É aqui que Uroki garmonii se revela, na forma como vai mostrando gradualmente que acima de um vilão há sempre outro e abaixo dos inocentes há sempre quem os olha com temor. O nosso protagonista – chacota da escola por não ter passado uma prova de masculinidade – corresponde à ralé da sociedade escolar, no entanto ele é igualmente bullie das baratas que infestam a sua casa – diverte-se a electrocutá-las com requintes de malvadez. Mas se conhecemos primeiro o malvado Bolat, terror da pequenada, pouco demora para que descubramos que acima dele há outros, os gémeos temíveis (que também dizem reportar a forças superiores). E por cima de todos há a polícia, corrupta e abusadora, que preenche os horrores das sequências finais do filme. Como se a organização manca que conhecemos na escola (cuja direcção favorece) se propagasse para fora com uma pequena diferença: o poder fictício dos bullies passa a efectivo como figura de autoridade – no fundo os mesmos actos só que agora caucionados por um distintivo.
De forma semelhante também Hugo Pedro em Primária (2013), na curta-metragem que acompanha a sessão, encontra no espaço da escola um sítio de tormento. No mesmo sentido do filme de Baigazin (só que de forma ainda mais vincada e vítima dos tiques Canon) as intenções políticas do realizador são mais do que expostas e a tese antecede o argumento.

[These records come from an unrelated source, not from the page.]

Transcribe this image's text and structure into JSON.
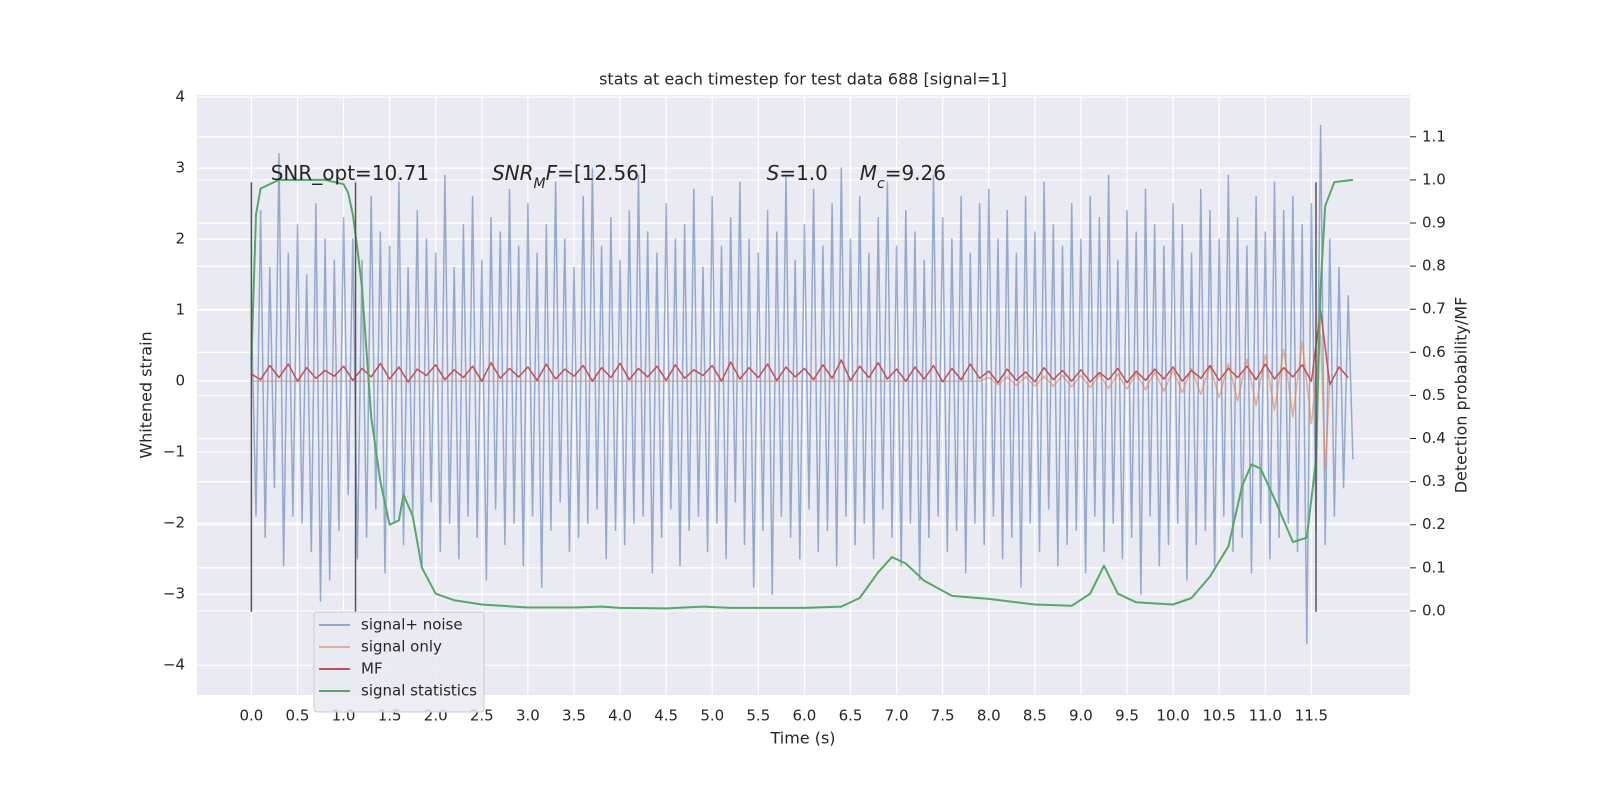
{
  "chart_data": {
    "type": "line",
    "title": "stats at each timestep for test data 688 [signal=1]",
    "xlabel": "Time (s)",
    "ylabel": "Whitened strain",
    "y2label": "Detection probability/MF",
    "xlim": [
      -0.59,
      12.57
    ],
    "ylim": [
      -4.42,
      4.03
    ],
    "y2lim": [
      -0.195,
      1.197
    ],
    "grid": true,
    "background": "#eaeaf2",
    "legend": "lower left",
    "xticks": [
      {
        "value": 0,
        "label": "0.0"
      },
      {
        "value": 0.5,
        "label": "0.5"
      },
      {
        "value": 1,
        "label": "1.0"
      },
      {
        "value": 1.5,
        "label": "1.5"
      },
      {
        "value": 2,
        "label": "2.0"
      },
      {
        "value": 2.5,
        "label": "2.5"
      },
      {
        "value": 3,
        "label": "3.0"
      },
      {
        "value": 3.5,
        "label": "3.5"
      },
      {
        "value": 4,
        "label": "4.0"
      },
      {
        "value": 4.5,
        "label": "4.5"
      },
      {
        "value": 5,
        "label": "5.0"
      },
      {
        "value": 5.5,
        "label": "5.5"
      },
      {
        "value": 6,
        "label": "6.0"
      },
      {
        "value": 6.5,
        "label": "6.5"
      },
      {
        "value": 7,
        "label": "7.0"
      },
      {
        "value": 7.5,
        "label": "7.5"
      },
      {
        "value": 8,
        "label": "8.0"
      },
      {
        "value": 8.5,
        "label": "8.5"
      },
      {
        "value": 9,
        "label": "9.0"
      },
      {
        "value": 9.5,
        "label": "9.5"
      },
      {
        "value": 10,
        "label": "10.0"
      },
      {
        "value": 10.5,
        "label": "10.5"
      },
      {
        "value": 11,
        "label": "11.0"
      },
      {
        "value": 11.5,
        "label": "11.5"
      }
    ],
    "yticks": [
      {
        "value": -4,
        "label": "−4"
      },
      {
        "value": -3,
        "label": "−3"
      },
      {
        "value": -2,
        "label": "−2"
      },
      {
        "value": -1,
        "label": "−1"
      },
      0,
      1,
      2,
      3,
      4
    ],
    "y2ticks": [
      {
        "value": 0,
        "label": "0.0"
      },
      {
        "value": 0.1,
        "label": "0.1"
      },
      {
        "value": 0.2,
        "label": "0.2"
      },
      {
        "value": 0.3,
        "label": "0.3"
      },
      {
        "value": 0.4,
        "label": "0.4"
      },
      {
        "value": 0.5,
        "label": "0.5"
      },
      {
        "value": 0.6,
        "label": "0.6"
      },
      {
        "value": 0.7,
        "label": "0.7"
      },
      {
        "value": 0.8,
        "label": "0.8"
      },
      {
        "value": 0.9,
        "label": "0.9"
      },
      {
        "value": 1,
        "label": "1.0"
      },
      {
        "value": 1.1,
        "label": "1.1"
      }
    ],
    "vlines": {
      "x": [
        0,
        1.13,
        11.55
      ],
      "ymin": -3.25,
      "ymax": 2.8,
      "color": "#555555"
    },
    "annotations": [
      {
        "x": 0.21,
        "y": 2.83,
        "parts": [
          {
            "text": "SNR_opt=10.71"
          }
        ]
      },
      {
        "x": 2.61,
        "y": 2.83,
        "parts": [
          {
            "text": "SNR",
            "italic": true
          },
          {
            "text": "M",
            "italic": true,
            "sub": true
          },
          {
            "text": "F",
            "italic": true
          },
          {
            "text": "=[12.56]"
          }
        ]
      },
      {
        "x": 5.59,
        "y": 2.83,
        "parts": [
          {
            "text": "S",
            "italic": true
          },
          {
            "text": "=1.0"
          }
        ]
      },
      {
        "x": 6.6,
        "y": 2.83,
        "parts": [
          {
            "text": "M",
            "italic": true
          },
          {
            "text": "c",
            "italic": true,
            "sub": true
          },
          {
            "text": "=9.26"
          }
        ]
      }
    ],
    "series": [
      {
        "name": "signal+ noise",
        "color": "#4c72b0",
        "alpha": 0.55,
        "x": [
          0,
          0.05,
          0.1,
          0.15,
          0.2,
          0.25,
          0.3,
          0.35,
          0.4,
          0.45,
          0.5,
          0.55,
          0.6,
          0.65,
          0.7,
          0.75,
          0.8,
          0.85,
          0.9,
          0.95,
          1,
          1.05,
          1.1,
          1.15,
          1.2,
          1.25,
          1.3,
          1.35,
          1.4,
          1.45,
          1.5,
          1.55,
          1.6,
          1.65,
          1.7,
          1.75,
          1.8,
          1.85,
          1.9,
          1.95,
          2,
          2.05,
          2.1,
          2.15,
          2.2,
          2.25,
          2.3,
          2.35,
          2.4,
          2.45,
          2.5,
          2.55,
          2.6,
          2.65,
          2.7,
          2.75,
          2.8,
          2.85,
          2.9,
          2.95,
          3,
          3.05,
          3.1,
          3.15,
          3.2,
          3.25,
          3.3,
          3.35,
          3.4,
          3.45,
          3.5,
          3.55,
          3.6,
          3.65,
          3.7,
          3.75,
          3.8,
          3.85,
          3.9,
          3.95,
          4,
          4.05,
          4.1,
          4.15,
          4.2,
          4.25,
          4.3,
          4.35,
          4.4,
          4.45,
          4.5,
          4.55,
          4.6,
          4.65,
          4.7,
          4.75,
          4.8,
          4.85,
          4.9,
          4.95,
          5,
          5.05,
          5.1,
          5.15,
          5.2,
          5.25,
          5.3,
          5.35,
          5.4,
          5.45,
          5.5,
          5.55,
          5.6,
          5.65,
          5.7,
          5.75,
          5.8,
          5.85,
          5.9,
          5.95,
          6,
          6.05,
          6.1,
          6.15,
          6.2,
          6.25,
          6.3,
          6.35,
          6.4,
          6.45,
          6.5,
          6.55,
          6.6,
          6.65,
          6.7,
          6.75,
          6.8,
          6.85,
          6.9,
          6.95,
          7,
          7.05,
          7.1,
          7.15,
          7.2,
          7.25,
          7.3,
          7.35,
          7.4,
          7.45,
          7.5,
          7.55,
          7.6,
          7.65,
          7.7,
          7.75,
          7.8,
          7.85,
          7.9,
          7.95,
          8,
          8.05,
          8.1,
          8.15,
          8.2,
          8.25,
          8.3,
          8.35,
          8.4,
          8.45,
          8.5,
          8.55,
          8.6,
          8.65,
          8.7,
          8.75,
          8.8,
          8.85,
          8.9,
          8.95,
          9,
          9.05,
          9.1,
          9.15,
          9.2,
          9.25,
          9.3,
          9.35,
          9.4,
          9.45,
          9.5,
          9.55,
          9.6,
          9.65,
          9.7,
          9.75,
          9.8,
          9.85,
          9.9,
          9.95,
          10,
          10.05,
          10.1,
          10.15,
          10.2,
          10.25,
          10.3,
          10.35,
          10.4,
          10.45,
          10.5,
          10.55,
          10.6,
          10.65,
          10.7,
          10.75,
          10.8,
          10.85,
          10.9,
          10.95,
          11,
          11.05,
          11.1,
          11.15,
          11.2,
          11.25,
          11.3,
          11.35,
          11.4,
          11.45,
          11.5,
          11.55,
          11.6,
          11.65,
          11.7,
          11.75,
          11.8,
          11.85,
          11.9,
          11.95
        ],
        "values": [
          1.0,
          -1.9,
          2.4,
          -2.2,
          1.6,
          -1.5,
          3.2,
          -2.6,
          1.8,
          -1.9,
          2.2,
          -2.0,
          1.5,
          -2.4,
          2.5,
          -3.1,
          2.0,
          -2.8,
          1.7,
          -2.1,
          2.3,
          -1.6,
          2.0,
          -2.5,
          1.7,
          -2.2,
          2.6,
          -1.8,
          2.1,
          -2.7,
          1.9,
          -2.0,
          2.8,
          -2.3,
          1.6,
          -1.9,
          2.4,
          -2.6,
          2.0,
          -1.7,
          1.8,
          -2.4,
          2.9,
          -2.0,
          1.6,
          -2.5,
          2.2,
          -1.9,
          2.6,
          -2.2,
          1.7,
          -2.8,
          2.3,
          -1.8,
          2.1,
          -2.3,
          2.7,
          -2.0,
          1.9,
          -2.6,
          2.5,
          -1.9,
          1.8,
          -2.9,
          2.2,
          -2.1,
          2.8,
          -1.7,
          2.0,
          -2.4,
          1.6,
          -2.2,
          2.6,
          -2.0,
          3.0,
          -1.8,
          1.9,
          -2.5,
          2.3,
          -2.1,
          1.7,
          -2.3,
          2.4,
          -2.0,
          2.9,
          -1.9,
          2.1,
          -2.7,
          1.8,
          -2.2,
          2.5,
          -1.8,
          2.0,
          -2.6,
          2.2,
          -2.1,
          2.7,
          -1.9,
          1.6,
          -2.4,
          2.6,
          -2.0,
          1.9,
          -2.5,
          2.3,
          -1.7,
          2.8,
          -2.3,
          2.0,
          -2.9,
          1.8,
          -2.1,
          2.4,
          -3.0,
          2.1,
          -1.9,
          2.9,
          -2.2,
          1.7,
          -2.5,
          2.2,
          -1.8,
          2.7,
          -2.4,
          1.9,
          -2.1,
          2.5,
          -2.6,
          3.0,
          -1.9,
          2.0,
          -2.3,
          2.6,
          -2.0,
          1.8,
          -2.5,
          2.3,
          -1.8,
          2.8,
          -2.2,
          1.9,
          -2.6,
          2.4,
          -2.0,
          2.1,
          -2.8,
          1.7,
          -2.2,
          2.9,
          -1.9,
          2.3,
          -2.4,
          2.0,
          -2.1,
          2.6,
          -2.7,
          1.8,
          -2.0,
          2.5,
          -2.3,
          2.7,
          -1.9,
          2.0,
          -2.5,
          2.4,
          -2.2,
          1.8,
          -2.9,
          2.6,
          -2.0,
          2.1,
          -2.4,
          2.8,
          -1.8,
          2.2,
          -2.6,
          1.9,
          -2.3,
          2.5,
          -2.1,
          2.0,
          -2.7,
          2.6,
          -1.9,
          2.3,
          -2.4,
          2.9,
          -2.0,
          1.7,
          -2.5,
          2.4,
          -2.2,
          2.1,
          -3.0,
          2.7,
          -1.9,
          2.2,
          -2.6,
          1.9,
          -2.3,
          2.5,
          -2.0,
          2.2,
          -2.8,
          1.8,
          -2.3,
          2.7,
          -2.1,
          2.4,
          -2.6,
          2.0,
          -1.9,
          2.9,
          -2.4,
          2.3,
          -2.2,
          1.9,
          -2.7,
          2.6,
          -2.0,
          2.1,
          -2.5,
          2.8,
          -2.2,
          2.4,
          -2.0,
          2.6,
          -2.4,
          2.2,
          -3.7,
          2.5,
          -2.1,
          3.6,
          -2.3,
          2.0,
          -1.9,
          1.6,
          -1.5,
          1.2,
          -1.1
        ]
      },
      {
        "name": "signal only",
        "color": "#dd8452",
        "alpha": 0.6,
        "x": [
          0,
          7.9,
          8.0,
          8.1,
          8.2,
          8.3,
          8.4,
          8.5,
          8.6,
          8.7,
          8.8,
          8.9,
          9.0,
          9.1,
          9.2,
          9.3,
          9.4,
          9.5,
          9.6,
          9.7,
          9.8,
          9.9,
          10.0,
          10.1,
          10.2,
          10.3,
          10.4,
          10.5,
          10.6,
          10.7,
          10.8,
          10.9,
          11.0,
          11.1,
          11.2,
          11.3,
          11.4,
          11.5,
          11.6,
          11.65,
          11.7
        ],
        "values": [
          0,
          0,
          0.05,
          -0.05,
          0.06,
          -0.06,
          0.06,
          -0.07,
          0.07,
          -0.07,
          0.08,
          -0.08,
          0.08,
          -0.09,
          0.09,
          -0.1,
          0.1,
          -0.11,
          0.11,
          -0.12,
          0.13,
          -0.14,
          0.15,
          -0.16,
          0.18,
          -0.19,
          0.21,
          -0.23,
          0.25,
          -0.28,
          0.31,
          -0.34,
          0.37,
          -0.41,
          0.45,
          -0.5,
          0.55,
          -0.6,
          0.65,
          -1.25,
          0
        ]
      },
      {
        "name": "MF",
        "color": "#c44e52",
        "alpha": 1,
        "x": [
          0,
          0.1,
          0.2,
          0.3,
          0.4,
          0.5,
          0.6,
          0.7,
          0.8,
          0.9,
          1,
          1.1,
          1.2,
          1.3,
          1.4,
          1.5,
          1.6,
          1.7,
          1.8,
          1.9,
          2,
          2.1,
          2.2,
          2.3,
          2.4,
          2.5,
          2.6,
          2.7,
          2.8,
          2.9,
          3,
          3.1,
          3.2,
          3.3,
          3.4,
          3.5,
          3.6,
          3.7,
          3.8,
          3.9,
          4,
          4.1,
          4.2,
          4.3,
          4.4,
          4.5,
          4.6,
          4.7,
          4.8,
          4.9,
          5,
          5.1,
          5.2,
          5.3,
          5.4,
          5.5,
          5.6,
          5.7,
          5.8,
          5.9,
          6,
          6.1,
          6.2,
          6.3,
          6.4,
          6.5,
          6.6,
          6.7,
          6.8,
          6.9,
          7,
          7.1,
          7.2,
          7.3,
          7.4,
          7.5,
          7.6,
          7.7,
          7.8,
          7.9,
          8,
          8.1,
          8.2,
          8.3,
          8.4,
          8.5,
          8.6,
          8.7,
          8.8,
          8.9,
          9,
          9.1,
          9.2,
          9.3,
          9.4,
          9.5,
          9.6,
          9.7,
          9.8,
          9.9,
          10,
          10.1,
          10.2,
          10.3,
          10.4,
          10.5,
          10.6,
          10.7,
          10.8,
          10.9,
          11,
          11.1,
          11.2,
          11.3,
          11.4,
          11.5,
          11.6,
          11.7,
          11.8,
          11.9
        ],
        "values": [
          0.1,
          0.02,
          0.22,
          0.05,
          0.24,
          0.0,
          0.19,
          0.04,
          0.15,
          0.07,
          0.21,
          0.01,
          0.18,
          0.06,
          0.25,
          0.03,
          0.2,
          -0.01,
          0.17,
          0.08,
          0.23,
          0.02,
          0.16,
          0.05,
          0.21,
          0.0,
          0.26,
          0.04,
          0.18,
          0.06,
          0.2,
          0.01,
          0.24,
          0.03,
          0.17,
          0.07,
          0.22,
          0.0,
          0.19,
          0.05,
          0.25,
          0.02,
          0.18,
          0.06,
          0.21,
          0.01,
          0.23,
          0.04,
          0.16,
          0.08,
          0.22,
          0.0,
          0.27,
          0.03,
          0.19,
          0.05,
          0.24,
          0.01,
          0.2,
          0.06,
          0.18,
          0.02,
          0.23,
          0.04,
          0.3,
          0.01,
          0.21,
          0.05,
          0.26,
          0.03,
          0.17,
          0.0,
          0.2,
          0.03,
          0.22,
          -0.01,
          0.18,
          0.02,
          0.24,
          0.04,
          0.14,
          -0.02,
          0.17,
          0.01,
          0.13,
          -0.01,
          0.19,
          0.02,
          0.15,
          0.0,
          0.16,
          -0.01,
          0.12,
          0.02,
          0.18,
          -0.02,
          0.14,
          0.01,
          0.17,
          0.03,
          0.2,
          0.0,
          0.15,
          0.04,
          0.22,
          0.01,
          0.18,
          0.05,
          0.21,
          0.02,
          0.24,
          0.03,
          0.19,
          0.06,
          0.23,
          0.0,
          1.0,
          -0.05,
          0.2,
          0.05
        ]
      },
      {
        "name": "signal statistics",
        "color": "#55a868",
        "alpha": 1,
        "axis": "y2",
        "x": [
          0,
          0.05,
          0.1,
          0.2,
          0.3,
          0.5,
          0.8,
          1.0,
          1.05,
          1.1,
          1.15,
          1.2,
          1.25,
          1.3,
          1.4,
          1.5,
          1.6,
          1.65,
          1.75,
          1.85,
          2.0,
          2.2,
          2.5,
          3.0,
          3.5,
          3.8,
          4.0,
          4.5,
          4.9,
          5.2,
          6.0,
          6.4,
          6.6,
          6.8,
          6.95,
          7.1,
          7.3,
          7.6,
          8.0,
          8.5,
          8.9,
          9.1,
          9.25,
          9.4,
          9.6,
          10.0,
          10.2,
          10.4,
          10.6,
          10.75,
          10.85,
          10.95,
          11.1,
          11.3,
          11.45,
          11.55,
          11.6,
          11.65,
          11.75,
          11.95
        ],
        "values": [
          0.58,
          0.92,
          0.98,
          0.99,
          1.0,
          1.0,
          1.0,
          0.99,
          0.97,
          0.92,
          0.84,
          0.75,
          0.6,
          0.45,
          0.3,
          0.2,
          0.21,
          0.27,
          0.22,
          0.1,
          0.04,
          0.025,
          0.015,
          0.008,
          0.008,
          0.01,
          0.007,
          0.006,
          0.01,
          0.007,
          0.007,
          0.01,
          0.03,
          0.09,
          0.125,
          0.11,
          0.07,
          0.035,
          0.028,
          0.015,
          0.012,
          0.04,
          0.105,
          0.04,
          0.02,
          0.015,
          0.03,
          0.08,
          0.15,
          0.29,
          0.34,
          0.33,
          0.26,
          0.16,
          0.17,
          0.35,
          0.75,
          0.94,
          0.995,
          1.0
        ]
      }
    ]
  }
}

Ou seja, a Pedro interessa expor um sistema de ensino onde a criança não tem espaço para ser criança e é obrigada aos deveres, ao exercícios, ao estudo e aos exames (o monstro terrível e injusto que atormenta aquela 4.ª classe) sendo que para isso constrói um mundo de felicidade no pré-genérico (um lugar de promessa, de brincadeira e divertimento) para logo depois introduzir a figura temível do professor sempre em fora de campo, sempre autoritário – e daí em diante vale tudo, choros, inseguranças e a ignorância papalva das palmas (como se a primária fosse um lugar de formatação orwelliana).
No fundo o que incomoda em ambos os filmes é a forma como tudo é filmado ao sabor de uma intenção política disfarçada por um virtuosismo no enquadramento e na mise en scène.